Many centuries later, Lenfestey is one of thousands of people around the world who were still reading the early Chinese poets, and the poets they inspired, and contemplating issues and answers raised by Buddhist thinkers, also still relevant today. After this introduction to Han-Shan, Lenfestey moved to Minneapolis from Massachusetts; he raised his family and wrote a column about it for the Minneapolis community newspaper “The Hill & Lake Press”; and worked as a business writer and a journalist, eventually retiring from the editorial board of the Star Tribune to focus on his own poetry and try to figure out why he couldn’t stop thinking about Han-shan’s poems. The only way he could answer that was to go to China and visit the remnants of the poet’s world.

“Seeking the Cave” is both a travel memoir and an exploration of a personal obsession. Of course, Lenfestey tells the story with the help of poems — and not just those of Chinese poets. If this sounds like it’s going to be one of the stories about an American enamored with China, wait till you get to the part about the Chinese historian who recites the poems of Emily Dickinson by heart, with tears running down his face. “His translated Dickinson poems caused a sensation in the 1980s and now Chinese poets are trying to write as Emily did. So we gave them back something in return.”

Beauty, generosity — and pollution

Over the course of his journey, China does unfold with spectacular beauty and generosity. But the simple joy he experiences in meeting people and visiting shrines becomes complicated by the gruesomely polluted country. The dolphins of the Yangtze River are gone; the sky darkened and birds silenced by a thick, sickening cloud of pollution. First reveling in kindred spirits, the traveler ends his trip longing for clean air.
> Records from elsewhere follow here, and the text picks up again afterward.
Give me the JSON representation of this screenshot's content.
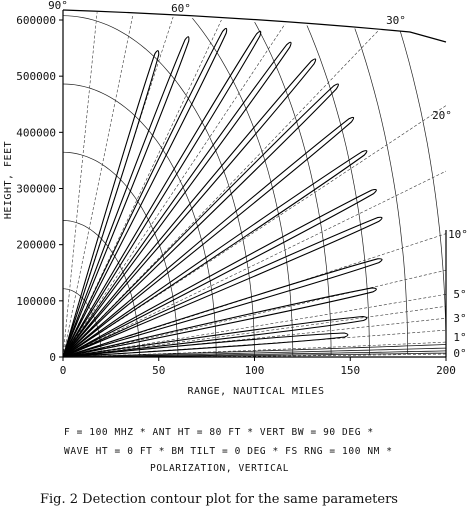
{
  "chart_data": {
    "type": "line",
    "title": "",
    "xlabel": "RANGE, NAUTICAL MILES",
    "ylabel": "HEIGHT, FEET",
    "xlim": [
      0,
      200
    ],
    "ylim": [
      0,
      600000
    ],
    "x_ticks": [
      "0",
      "50",
      "100",
      "150",
      "200"
    ],
    "y_ticks": [
      "0",
      "100000",
      "200000",
      "300000",
      "400000",
      "500000",
      "600000"
    ],
    "elevation_angle_labels": [
      "90°",
      "60°",
      "30°",
      "20°",
      "10°",
      "5°",
      "3°",
      "1°",
      "0°"
    ],
    "lobes": [
      {
        "elevation_deg": 60,
        "tip_range_nm": 50,
        "tip_height_ft": 550000
      },
      {
        "elevation_deg": 50,
        "tip_range_nm": 66,
        "tip_height_ft": 575000
      },
      {
        "elevation_deg": 45,
        "tip_range_nm": 86,
        "tip_height_ft": 590000
      },
      {
        "elevation_deg": 40,
        "tip_range_nm": 104,
        "tip_height_ft": 585000
      },
      {
        "elevation_deg": 35,
        "tip_range_nm": 120,
        "tip_height_ft": 565000
      },
      {
        "elevation_deg": 30,
        "tip_range_nm": 133,
        "tip_height_ft": 535000
      },
      {
        "elevation_deg": 26,
        "tip_range_nm": 145,
        "tip_height_ft": 490000
      },
      {
        "elevation_deg": 22,
        "tip_range_nm": 153,
        "tip_height_ft": 430000
      },
      {
        "elevation_deg": 18,
        "tip_range_nm": 160,
        "tip_height_ft": 370000
      },
      {
        "elevation_deg": 15,
        "tip_range_nm": 165,
        "tip_height_ft": 300000
      },
      {
        "elevation_deg": 12,
        "tip_range_nm": 168,
        "tip_height_ft": 250000
      },
      {
        "elevation_deg": 9,
        "tip_range_nm": 168,
        "tip_height_ft": 175000
      },
      {
        "elevation_deg": 6,
        "tip_range_nm": 165,
        "tip_height_ft": 122000
      },
      {
        "elevation_deg": 4,
        "tip_range_nm": 160,
        "tip_height_ft": 70000
      },
      {
        "elevation_deg": 2,
        "tip_range_nm": 150,
        "tip_height_ft": 40000
      }
    ],
    "range_rings_nm": [
      20,
      40,
      60,
      80,
      100,
      120,
      140,
      160,
      180,
      200
    ],
    "angle_lines_deg": [
      0,
      1,
      2,
      3,
      4,
      5,
      7,
      10,
      15,
      20,
      30,
      40,
      50,
      60,
      70,
      80,
      90
    ],
    "grid": false,
    "legend": "none"
  },
  "params": {
    "line1": "F  =  100 MHZ * ANT HT  =  80 FT * VERT BW = 90 DEG *",
    "line2": "WAVE HT = 0 FT * BM TILT =  0 DEG * FS RNG = 100 NM *",
    "line3": "POLARIZATION, VERTICAL"
  },
  "caption": "Fig. 2    Detection contour plot for the same parameters"
}
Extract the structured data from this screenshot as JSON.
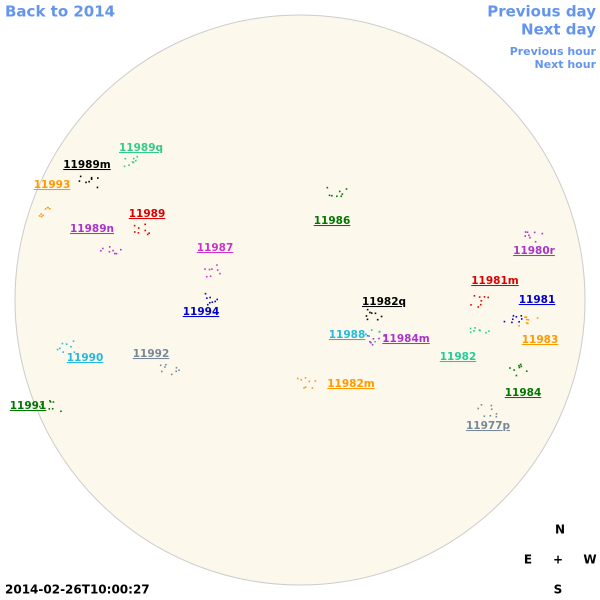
{
  "nav": {
    "back": "Back to 2014",
    "previous_day": "Previous day",
    "next_day": "Next day",
    "previous_hour": "Previous hour",
    "next_hour": "Next hour"
  },
  "regions": [
    {
      "label": "11989q",
      "color": "#33cc88"
    },
    {
      "label": "11989m",
      "color": "#000000"
    },
    {
      "label": "11993",
      "color": "#ff9900"
    },
    {
      "label": "11989n",
      "color": "#aa33cc"
    },
    {
      "label": "11989",
      "color": "#dd0000"
    },
    {
      "label": "11987",
      "color": "#cc33cc"
    },
    {
      "label": "11986",
      "color": "#007700"
    },
    {
      "label": "11980r",
      "color": "#aa33cc"
    },
    {
      "label": "11981m",
      "color": "#dd0000"
    },
    {
      "label": "11982q",
      "color": "#000000"
    },
    {
      "label": "11981",
      "color": "#0000cc"
    },
    {
      "label": "11994",
      "color": "#0000cc"
    },
    {
      "label": "11988",
      "color": "#22bbdd"
    },
    {
      "label": "11984m",
      "color": "#aa33cc"
    },
    {
      "label": "11983",
      "color": "#ff9900"
    },
    {
      "label": "11990",
      "color": "#22bbdd"
    },
    {
      "label": "11992",
      "color": "#778899"
    },
    {
      "label": "11982",
      "color": "#22cc99"
    },
    {
      "label": "11982m",
      "color": "#ff9900"
    },
    {
      "label": "11984",
      "color": "#007700"
    },
    {
      "label": "11991",
      "color": "#007700"
    },
    {
      "label": "11977p",
      "color": "#778899"
    }
  ],
  "compass": {
    "north": "N",
    "east": "E",
    "center": "+",
    "west": "W",
    "south": "S"
  },
  "timestamp": "2014-02-26T10:00:27"
}
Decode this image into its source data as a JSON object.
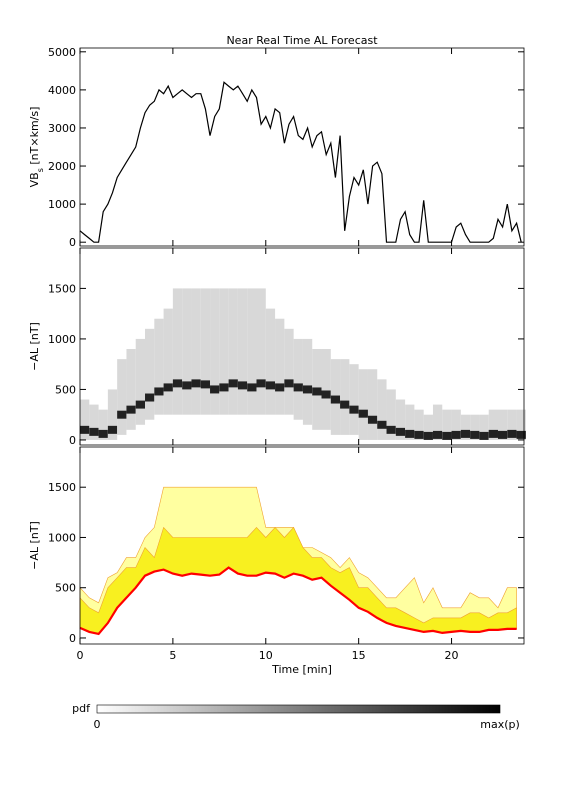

“I was jerked back into the world. It is an absolute global calamity. It may be too late, but I am determined to do what I can, through writing, through protesting, through education, through making changes, to fight climate change. We have got to change this if we can,” he says. “My former profession has done a terrible job of communicating how desperate things already are. I’ve been covering environmental topics since 1988, and the science has gone in only one direction, while public understanding has gone from decent to deplorable. I am in grief over what I say.”

Lenfestey’s pilgrimage to China helped him sort out his understanding of his work, and brought him closer to a fellow poet from the past. But what he came back with was an imperative to think about the poets of the future and the world — not just the words — we will leave for them.

Events

Join the Conversation

2 Comments

  1. Thanks for the Review

    Thanks so much for this helpful review of Jim’s book. It sounds great.

    I had no idea about how popular poetry has been and would love to see it come back.

    I also appreciated your tying in China’s climate and Jim’s long-term commitment to addressing environmental challenges and climate change.

    With Appreciation and Sustainability,
    Terry Gips

  2. One of 17,500…

    Sounds like one fascinating book.

    …and yes as one in the audience at the Williams Arena way back then, hearing my poet/hero at that time in the readings by T.S. Eliot.

    It was something special; rare indeed.

    I am borrowing respectfully, and hopefully assuming the generosity of Mr.Eliot; still around in the remembering one could say …”I grow old, I grow old” ‘I wear the bottoms of my eyelids rolled’.